Idiota. Tonto del culo. Memo. Anormal. Cabrón, hijo de la gran… Hasta aquí, todo bien. Correcto. Ninguno de los insultos anteriores posee tintes racistas. Por tanto, puedes emplear cualquiera de ellos de manera individual o combinándolos como te plazca, sin problema. ¡Pero ay de ti, insensato (este también puedes), si se te ocurriese vociferar un improperio alusivo a una procedencia étnica diferente a la caucásica! No obstante, procura usarlos sólo en estadios de fútbol y en estado de euforia colectiva, claro. Hacerlo en Madrid, en un vagón de Metro a las 8 de la mañana, puede conllevar efectos secundarios no deseados.

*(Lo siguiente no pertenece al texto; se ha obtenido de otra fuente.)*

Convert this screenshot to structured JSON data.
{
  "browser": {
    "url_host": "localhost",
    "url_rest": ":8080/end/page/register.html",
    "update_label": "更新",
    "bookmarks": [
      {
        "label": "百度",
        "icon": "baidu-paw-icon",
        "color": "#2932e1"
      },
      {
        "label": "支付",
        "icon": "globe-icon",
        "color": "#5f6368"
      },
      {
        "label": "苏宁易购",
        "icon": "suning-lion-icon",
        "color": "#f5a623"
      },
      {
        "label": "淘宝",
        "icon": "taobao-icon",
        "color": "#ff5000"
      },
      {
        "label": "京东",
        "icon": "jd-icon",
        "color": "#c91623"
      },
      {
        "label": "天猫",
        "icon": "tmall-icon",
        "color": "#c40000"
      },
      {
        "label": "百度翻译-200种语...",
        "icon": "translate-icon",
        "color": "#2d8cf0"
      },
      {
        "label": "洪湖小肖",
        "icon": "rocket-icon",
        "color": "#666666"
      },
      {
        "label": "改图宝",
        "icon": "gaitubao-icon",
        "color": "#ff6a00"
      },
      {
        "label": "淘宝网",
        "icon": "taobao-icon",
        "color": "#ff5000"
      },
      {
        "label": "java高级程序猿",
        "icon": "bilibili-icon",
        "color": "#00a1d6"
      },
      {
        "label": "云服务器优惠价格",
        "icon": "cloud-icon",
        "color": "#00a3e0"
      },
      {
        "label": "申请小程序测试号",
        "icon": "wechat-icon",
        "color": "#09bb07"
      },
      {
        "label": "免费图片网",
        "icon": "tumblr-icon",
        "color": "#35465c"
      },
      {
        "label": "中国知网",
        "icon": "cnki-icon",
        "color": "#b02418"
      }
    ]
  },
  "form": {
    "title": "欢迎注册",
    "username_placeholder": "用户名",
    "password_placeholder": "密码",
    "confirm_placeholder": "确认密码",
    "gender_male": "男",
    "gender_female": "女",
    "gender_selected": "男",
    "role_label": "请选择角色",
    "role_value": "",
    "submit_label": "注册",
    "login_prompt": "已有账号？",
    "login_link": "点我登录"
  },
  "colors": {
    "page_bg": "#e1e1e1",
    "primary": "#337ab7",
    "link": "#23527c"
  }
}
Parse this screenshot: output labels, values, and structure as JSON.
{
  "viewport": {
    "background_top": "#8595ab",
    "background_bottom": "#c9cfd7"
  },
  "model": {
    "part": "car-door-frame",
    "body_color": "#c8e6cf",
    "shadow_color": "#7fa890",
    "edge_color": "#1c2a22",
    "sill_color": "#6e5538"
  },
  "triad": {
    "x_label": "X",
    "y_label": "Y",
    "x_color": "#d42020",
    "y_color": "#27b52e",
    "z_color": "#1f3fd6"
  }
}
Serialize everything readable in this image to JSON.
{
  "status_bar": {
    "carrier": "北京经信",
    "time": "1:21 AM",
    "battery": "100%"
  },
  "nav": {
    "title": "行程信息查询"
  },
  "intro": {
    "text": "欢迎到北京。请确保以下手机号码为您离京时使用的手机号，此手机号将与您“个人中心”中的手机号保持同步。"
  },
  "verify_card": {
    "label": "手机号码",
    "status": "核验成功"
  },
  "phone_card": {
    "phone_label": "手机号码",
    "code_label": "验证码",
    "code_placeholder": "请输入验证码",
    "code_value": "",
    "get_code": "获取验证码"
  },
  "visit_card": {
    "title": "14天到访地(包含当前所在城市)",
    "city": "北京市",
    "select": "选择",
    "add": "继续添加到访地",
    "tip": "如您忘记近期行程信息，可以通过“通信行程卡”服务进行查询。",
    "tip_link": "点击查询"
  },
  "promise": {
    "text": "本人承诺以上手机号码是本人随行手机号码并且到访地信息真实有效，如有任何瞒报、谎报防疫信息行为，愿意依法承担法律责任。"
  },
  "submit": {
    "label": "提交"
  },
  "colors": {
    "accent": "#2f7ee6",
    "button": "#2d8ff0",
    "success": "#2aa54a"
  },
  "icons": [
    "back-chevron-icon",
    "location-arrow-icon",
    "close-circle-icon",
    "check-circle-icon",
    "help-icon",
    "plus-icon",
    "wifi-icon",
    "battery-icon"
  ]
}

El fútbol es esa gran válvula de escape a la que los aficionados recurren reivindicando su pertenencia incondicional a un equipo, liberando sus monstruos interiores y exhibiendo una pasión desconocida en el resto de facetas de la vida, incluido el sexo. También hay aficionados que acuden a los estadios sencillamente a ver un partido, pero son los menos y no pueden ser considerados auténticos forofos. En esto da igual cuál sea tu escudo. El rival no es tal, es el enemigo. Hay que vencerlo, derrotarlo, machacarlo… Hasta la prosa periodística que acompaña estos encuentros tan deportivos glosa vocablos bélicos como enfrentamiento, duelo, trallazo, ataque, defensa, lucha, pelea…

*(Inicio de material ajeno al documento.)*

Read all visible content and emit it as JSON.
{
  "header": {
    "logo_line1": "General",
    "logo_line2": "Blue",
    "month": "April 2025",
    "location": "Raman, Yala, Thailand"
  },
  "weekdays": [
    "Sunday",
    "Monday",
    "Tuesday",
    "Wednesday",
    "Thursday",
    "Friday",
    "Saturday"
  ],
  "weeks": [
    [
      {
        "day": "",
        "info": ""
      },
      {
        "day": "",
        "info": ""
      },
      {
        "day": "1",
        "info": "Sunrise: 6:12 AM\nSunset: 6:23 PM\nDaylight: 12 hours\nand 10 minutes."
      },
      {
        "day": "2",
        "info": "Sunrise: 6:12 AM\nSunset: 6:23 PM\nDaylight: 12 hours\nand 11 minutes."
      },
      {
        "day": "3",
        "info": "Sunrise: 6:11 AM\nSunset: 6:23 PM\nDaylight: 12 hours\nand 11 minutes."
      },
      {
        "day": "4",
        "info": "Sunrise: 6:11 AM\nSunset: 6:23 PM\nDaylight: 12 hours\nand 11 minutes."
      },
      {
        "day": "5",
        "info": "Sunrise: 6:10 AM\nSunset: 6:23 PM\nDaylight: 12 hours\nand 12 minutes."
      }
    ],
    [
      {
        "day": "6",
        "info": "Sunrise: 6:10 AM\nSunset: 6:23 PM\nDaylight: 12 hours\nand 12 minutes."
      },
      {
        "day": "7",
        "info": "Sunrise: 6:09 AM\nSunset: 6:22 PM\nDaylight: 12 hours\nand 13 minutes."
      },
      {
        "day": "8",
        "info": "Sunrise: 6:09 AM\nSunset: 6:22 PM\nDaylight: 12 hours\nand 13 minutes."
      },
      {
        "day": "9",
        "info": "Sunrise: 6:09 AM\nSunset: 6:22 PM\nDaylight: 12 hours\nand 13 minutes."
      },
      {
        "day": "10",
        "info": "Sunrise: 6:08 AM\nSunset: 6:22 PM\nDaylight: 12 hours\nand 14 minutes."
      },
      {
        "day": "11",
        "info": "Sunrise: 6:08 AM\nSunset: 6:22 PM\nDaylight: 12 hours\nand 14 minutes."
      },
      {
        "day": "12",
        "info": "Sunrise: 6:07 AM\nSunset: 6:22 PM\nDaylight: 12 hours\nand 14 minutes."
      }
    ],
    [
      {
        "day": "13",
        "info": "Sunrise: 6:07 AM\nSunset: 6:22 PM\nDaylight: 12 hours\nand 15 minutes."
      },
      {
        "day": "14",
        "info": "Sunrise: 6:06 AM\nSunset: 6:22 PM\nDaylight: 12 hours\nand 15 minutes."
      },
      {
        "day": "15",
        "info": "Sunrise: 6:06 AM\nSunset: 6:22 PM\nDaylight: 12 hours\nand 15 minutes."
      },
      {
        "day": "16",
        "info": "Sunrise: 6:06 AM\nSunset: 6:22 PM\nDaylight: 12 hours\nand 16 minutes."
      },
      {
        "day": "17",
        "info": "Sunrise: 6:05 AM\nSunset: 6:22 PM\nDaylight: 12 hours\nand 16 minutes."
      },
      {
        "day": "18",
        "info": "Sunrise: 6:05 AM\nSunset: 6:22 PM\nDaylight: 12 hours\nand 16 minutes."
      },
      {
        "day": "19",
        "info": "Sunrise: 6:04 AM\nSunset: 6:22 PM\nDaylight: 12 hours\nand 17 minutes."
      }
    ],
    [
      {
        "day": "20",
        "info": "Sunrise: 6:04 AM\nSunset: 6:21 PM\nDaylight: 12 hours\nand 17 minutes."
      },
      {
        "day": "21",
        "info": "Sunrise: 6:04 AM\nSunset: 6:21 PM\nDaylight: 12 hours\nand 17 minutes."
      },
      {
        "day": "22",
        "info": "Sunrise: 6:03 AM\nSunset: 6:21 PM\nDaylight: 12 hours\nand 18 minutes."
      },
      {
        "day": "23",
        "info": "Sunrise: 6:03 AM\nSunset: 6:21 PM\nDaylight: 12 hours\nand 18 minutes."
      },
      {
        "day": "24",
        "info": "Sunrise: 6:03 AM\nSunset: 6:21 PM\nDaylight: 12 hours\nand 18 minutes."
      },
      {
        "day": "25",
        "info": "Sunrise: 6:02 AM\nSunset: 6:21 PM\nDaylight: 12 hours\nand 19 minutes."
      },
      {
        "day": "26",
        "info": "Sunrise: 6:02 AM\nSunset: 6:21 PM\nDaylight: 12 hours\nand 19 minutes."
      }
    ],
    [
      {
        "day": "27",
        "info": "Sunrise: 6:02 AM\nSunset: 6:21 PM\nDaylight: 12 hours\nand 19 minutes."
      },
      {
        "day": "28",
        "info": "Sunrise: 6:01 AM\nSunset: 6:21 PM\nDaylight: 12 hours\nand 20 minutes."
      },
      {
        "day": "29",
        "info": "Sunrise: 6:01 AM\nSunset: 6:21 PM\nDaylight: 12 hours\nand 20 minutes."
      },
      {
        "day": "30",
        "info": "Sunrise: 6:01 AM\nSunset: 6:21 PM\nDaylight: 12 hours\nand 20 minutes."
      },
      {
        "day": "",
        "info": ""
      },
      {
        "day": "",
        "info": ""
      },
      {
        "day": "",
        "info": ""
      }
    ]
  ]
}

No son muchas las profesiones desempeñadas entre insultos. No estaría bien visto que el público de una obra, normalmente jubilados con las manos a la espalda, prorrumpiera en gritos contra los albañiles en plan “¡menuda mierda de tabique, se os va a caer el edificio, desgraciados!” y terminaran por saltar las vallas invadiendo el terreno y volcando hormigoneras. Lo mismo sirve para el cirujano que en plena intervención fuese acosado con descalificativos del estilo “¡te han regalado el título, criminaaaaal, así, así, así operan aquí!”. Y parecido para el notario, el taxista, el ingeniero… “¡Muérete gilipollas!” dicho a un jardinero mientras está podando alhelíes sería motivo suficiente para ingresar en un psiquiátrico. Sin embargo, en algunos oficios sí le está admitido a quien te observe dudar de tu capacidad profesional, intelectual o de la reputación de tu madre y manifestarlo con palabras soeces y gestos obscenos. Entre estos últimos trabajadores expuestos a la ira pública con normalidad: policías, periodistas, políticos y futbolistas (incluyo entrenadores y árbitros).

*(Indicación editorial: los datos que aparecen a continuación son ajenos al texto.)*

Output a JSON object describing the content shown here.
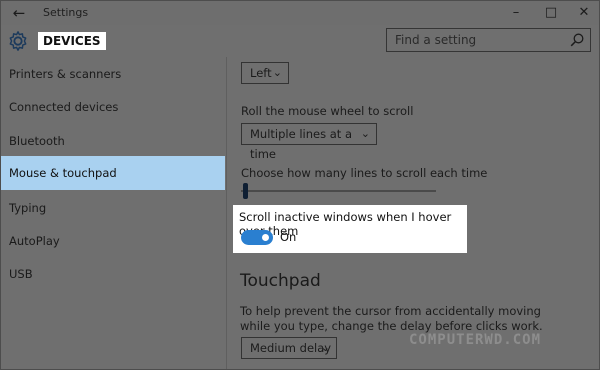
{
  "window": {
    "title": "Settings",
    "back_icon": "arrow-left",
    "controls": {
      "minimize": "–",
      "maximize": "□",
      "close": "✕"
    }
  },
  "header": {
    "heading": "DEVICES",
    "search_placeholder": "Find a setting"
  },
  "sidebar": {
    "items": [
      {
        "label": "Printers & scanners",
        "active": false
      },
      {
        "label": "Connected devices",
        "active": false
      },
      {
        "label": "Bluetooth",
        "active": false
      },
      {
        "label": "Mouse & touchpad",
        "active": true
      },
      {
        "label": "Typing",
        "active": false
      },
      {
        "label": "AutoPlay",
        "active": false
      },
      {
        "label": "USB",
        "active": false
      }
    ]
  },
  "main": {
    "primary_button_dropdown": {
      "value": "Left"
    },
    "scroll_wheel": {
      "label": "Roll the mouse wheel to scroll",
      "value": "Multiple lines at a time"
    },
    "lines_to_scroll": {
      "label": "Choose how many lines to scroll each time",
      "slider_level": 0.02
    },
    "inactive_scroll": {
      "label": "Scroll inactive windows when I hover over them",
      "state": "On",
      "enabled": true
    },
    "touchpad": {
      "section_title": "Touchpad",
      "description": "To help prevent the cursor from accidentally moving while you type, change the delay before clicks work.",
      "delay_value": "Medium delay"
    }
  },
  "watermark": "COMPUTERWD.COM",
  "colors": {
    "accent": "#2a7fd0",
    "selected_nav": "#a9d1f0",
    "overlay_background": "#6f6f6f"
  }
}
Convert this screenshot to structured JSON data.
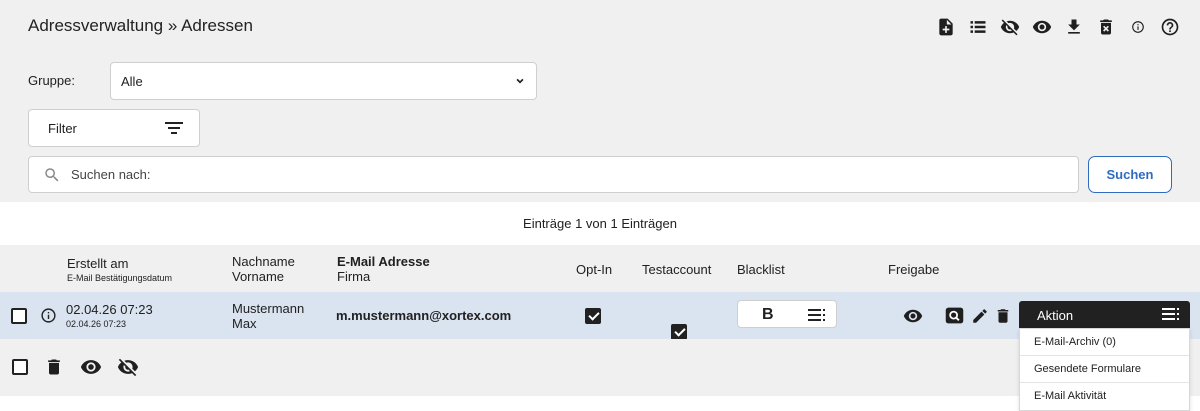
{
  "header": {
    "title": "Adressverwaltung » Adressen",
    "toolbar_icons": [
      "new-document-icon",
      "list-icon",
      "eye-off-icon",
      "eye-icon",
      "download-icon",
      "delete-icon",
      "info-icon",
      "help-icon"
    ]
  },
  "filters": {
    "group_label": "Gruppe:",
    "group_value": "Alle",
    "filter_label": "Filter",
    "search_placeholder": "Suchen nach:",
    "search_button": "Suchen"
  },
  "table": {
    "entries_info": "Einträge 1 von 1 Einträgen",
    "headers": {
      "created": "Erstellt am",
      "created_sub": "E-Mail Bestätigungsdatum",
      "lastname": "Nachname",
      "firstname": "Vorname",
      "email": "E-Mail Adresse",
      "company": "Firma",
      "optin": "Opt-In",
      "testaccount": "Testaccount",
      "blacklist": "Blacklist",
      "freigabe": "Freigabe"
    },
    "rows": [
      {
        "created": "02.04.26 07:23",
        "confirmed": "02.04.26 07:23",
        "lastname": "Mustermann",
        "firstname": "Max",
        "email": "m.mustermann@xortex.com",
        "company": "",
        "optin": true,
        "testaccount": true,
        "blacklist_label": "B"
      }
    ]
  },
  "action_menu": {
    "label": "Aktion",
    "items": [
      "E-Mail-Archiv (0)",
      "Gesendete Formulare",
      "E-Mail Aktivität"
    ]
  },
  "colors": {
    "header_bg": "#f0f0f0",
    "row_selected_bg": "#dae3f0",
    "accent": "#2f6cc0",
    "dark": "#212121"
  }
}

Una de las categorías de insultos más compleja es la relacionada con la fauna. Llamar a un jugador burro o cerdo no reviste mayor gravedad. Mono, sin embargo, sobrepasa los límites. Detrás de ese insulto hay un racista. La línea que separa al insultador social del insultador delictivo es la terminología racista. El odio por motivos raciales es intolerable. El odio sin más es libertad de expresión. Al menos eso se deduce de lo visto cada semana en todos los campos de fútbol, no sólo de España, sino del mundo. En Brasil también.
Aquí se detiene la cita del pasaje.